Quali argomenti oppone a David Irving, che nega le morti per asfissia?
«Uno solo. Lei lo ha visto entrando nel mio ufficio. È la struttura originale di una camera a gas, non come i forni crematori, che sono stati invece ricostruiti usando gli elementi in ferro recuperati dopo che i nazisti li avevano fatti esplodere per cancellare le prove dello sterminio. Ha ancora sul tetto i camini, dai quali venivano gettati i granuli di Zyklon B. Custodiamo 947 barattoli di acido prussico, in prevalenza da 5 chili, alcuni da 2, altri da 6, un paio addirittura da 16 chili, utilizzati per le uccisioni di massa. Furono trovati dagli Alleati».
È questa la prova regina della Shoah?
«No. Sono le testimonianze di chi aveva accesso ai documenti riservati e alla contabilità dell’ecatombe. Perché gli aguzzini avrebbero dovuto definire le soppressioni “traslochi” o “azioni speciali” se fossero state morti naturali? Conserviamo i progetti per le Gaskammer della Topf und Söhne di Erfurt, la ditta degli impianti che dopo ciascun eccidio ventilavano gli stanzoni delle finte docce. Mosca c’inviò negli anni Novanta migliaia di fogli che erano stati prelevati da una commissione russa incaricata di accertare il numero delle vittime. Fra essi, spicca la rimostranza di un capomastro costretto a interrompere i lavori a causa dell’attività di una camera a gas».
Quale delle terribili vicende avvenute ad Auschwitz l’ha turbata di più?
«Quella che un prigioniero osservò dalla finestra di un block che dava sul cosiddetto “muro della morte”, il luogo dove venivano fucilati i detenuti politici e le famiglie dei partigiani polacchi. Un giorno vi furono condotti un padre, una madre con un piccino fra le braccia e una figlia di 10-11 anni. Mentre aspettavano di morire, la bambina, ben vestita e ben pettinata, si accorse di avere una macchia di fango su una scarpa. Allora s’inumidì un dito con la saliva e la pulì. In quell’istante arrivò Gerhard Palitzsch, primo Rapportführer di Auschwitz, che li uccise uno alla volta a colpi di pistola».
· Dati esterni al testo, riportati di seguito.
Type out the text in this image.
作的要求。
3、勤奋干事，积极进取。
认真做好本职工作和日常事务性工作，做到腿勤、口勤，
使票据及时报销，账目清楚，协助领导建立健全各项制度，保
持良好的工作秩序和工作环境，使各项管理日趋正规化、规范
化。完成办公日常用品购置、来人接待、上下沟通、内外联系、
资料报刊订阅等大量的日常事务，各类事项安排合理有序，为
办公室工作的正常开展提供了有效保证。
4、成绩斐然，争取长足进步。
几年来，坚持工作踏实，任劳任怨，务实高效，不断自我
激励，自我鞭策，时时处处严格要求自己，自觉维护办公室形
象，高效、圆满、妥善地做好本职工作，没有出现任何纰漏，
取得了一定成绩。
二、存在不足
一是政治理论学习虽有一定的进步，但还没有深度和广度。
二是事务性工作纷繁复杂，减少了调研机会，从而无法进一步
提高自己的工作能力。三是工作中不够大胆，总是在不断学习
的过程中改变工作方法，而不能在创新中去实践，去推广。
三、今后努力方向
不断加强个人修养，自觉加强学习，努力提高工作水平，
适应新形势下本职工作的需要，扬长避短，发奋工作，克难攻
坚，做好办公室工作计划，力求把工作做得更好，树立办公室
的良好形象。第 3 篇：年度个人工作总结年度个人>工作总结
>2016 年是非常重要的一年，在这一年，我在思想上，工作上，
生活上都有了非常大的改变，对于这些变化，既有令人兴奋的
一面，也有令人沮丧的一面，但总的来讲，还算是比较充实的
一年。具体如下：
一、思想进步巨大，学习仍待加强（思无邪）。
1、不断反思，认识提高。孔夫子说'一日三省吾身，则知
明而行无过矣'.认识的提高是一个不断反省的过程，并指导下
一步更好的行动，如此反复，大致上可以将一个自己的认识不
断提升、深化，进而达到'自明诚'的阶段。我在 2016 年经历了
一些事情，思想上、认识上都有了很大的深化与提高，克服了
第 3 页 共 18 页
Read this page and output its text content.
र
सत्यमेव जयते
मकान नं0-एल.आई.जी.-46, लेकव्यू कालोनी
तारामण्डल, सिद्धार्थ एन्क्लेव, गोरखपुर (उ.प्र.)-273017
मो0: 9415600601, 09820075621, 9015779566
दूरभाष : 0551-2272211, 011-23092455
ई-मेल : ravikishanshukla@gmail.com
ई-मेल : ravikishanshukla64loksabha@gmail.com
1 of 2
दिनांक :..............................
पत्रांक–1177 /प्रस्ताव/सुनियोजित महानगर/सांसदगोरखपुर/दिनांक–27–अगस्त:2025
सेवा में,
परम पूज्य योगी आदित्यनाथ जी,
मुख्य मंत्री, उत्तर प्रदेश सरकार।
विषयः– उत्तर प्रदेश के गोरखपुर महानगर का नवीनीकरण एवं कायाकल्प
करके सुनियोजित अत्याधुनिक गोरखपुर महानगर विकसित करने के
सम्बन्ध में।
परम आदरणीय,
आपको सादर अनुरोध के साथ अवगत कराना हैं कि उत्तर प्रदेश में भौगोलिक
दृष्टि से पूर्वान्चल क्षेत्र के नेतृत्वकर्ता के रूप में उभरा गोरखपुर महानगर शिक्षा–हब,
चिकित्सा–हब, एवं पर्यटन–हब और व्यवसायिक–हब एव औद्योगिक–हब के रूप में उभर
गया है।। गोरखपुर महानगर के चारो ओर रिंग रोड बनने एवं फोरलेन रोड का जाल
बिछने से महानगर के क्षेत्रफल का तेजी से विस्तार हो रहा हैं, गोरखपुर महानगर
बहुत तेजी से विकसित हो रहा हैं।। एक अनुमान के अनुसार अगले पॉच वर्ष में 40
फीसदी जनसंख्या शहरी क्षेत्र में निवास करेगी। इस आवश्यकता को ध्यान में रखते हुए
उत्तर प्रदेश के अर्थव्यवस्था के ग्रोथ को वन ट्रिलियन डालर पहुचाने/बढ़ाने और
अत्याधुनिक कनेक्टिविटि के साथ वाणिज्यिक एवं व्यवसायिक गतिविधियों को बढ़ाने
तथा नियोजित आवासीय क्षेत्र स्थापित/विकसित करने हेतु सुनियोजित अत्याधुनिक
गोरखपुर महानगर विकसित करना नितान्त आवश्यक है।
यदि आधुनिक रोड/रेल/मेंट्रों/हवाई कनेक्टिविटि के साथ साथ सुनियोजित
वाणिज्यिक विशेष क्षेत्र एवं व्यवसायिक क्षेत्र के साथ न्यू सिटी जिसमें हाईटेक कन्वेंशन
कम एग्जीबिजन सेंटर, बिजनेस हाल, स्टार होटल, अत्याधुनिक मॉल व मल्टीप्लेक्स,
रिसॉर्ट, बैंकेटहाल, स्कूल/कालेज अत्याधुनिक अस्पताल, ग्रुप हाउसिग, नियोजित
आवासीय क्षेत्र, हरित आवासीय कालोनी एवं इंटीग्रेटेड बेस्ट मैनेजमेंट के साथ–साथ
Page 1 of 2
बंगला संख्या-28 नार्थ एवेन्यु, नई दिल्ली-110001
Che cosa pensa dei no vax che si appuntano sul petto la stella di David con cui i nazisti contrassegnavano gli ebrei?
«Mancano le parole».
È credente, signora Pinderska Lech?
«Sì. Sono cristiana cattolica».
Quindi si sarà posta la domanda delle domande: dov’era Dio ad Auschwitz?
«Più volte. E non riuscivo a trovare risposta, come gli innumerevoli israeliti, cattolici e protestanti che in questo inferno sulla terra persero tra patimenti inenarrabili non solo la vita ma prim’ancora la fede. Finché un giorno mi sono fermata ad osservare uno strano oggetto rinvenuto nel nostro archivio. Lo costruì un prigioniero, inanellando minuscole palline fatte con la mollica del pane. Un rosario. Mi ha sconvolto. Chi mai ad Auschwitz si sarebbe privato del razionatissimo cibo per il corpo allo scopo di alimentare la sua anima, se non avesse creduto in Dio e nella vita eterna?».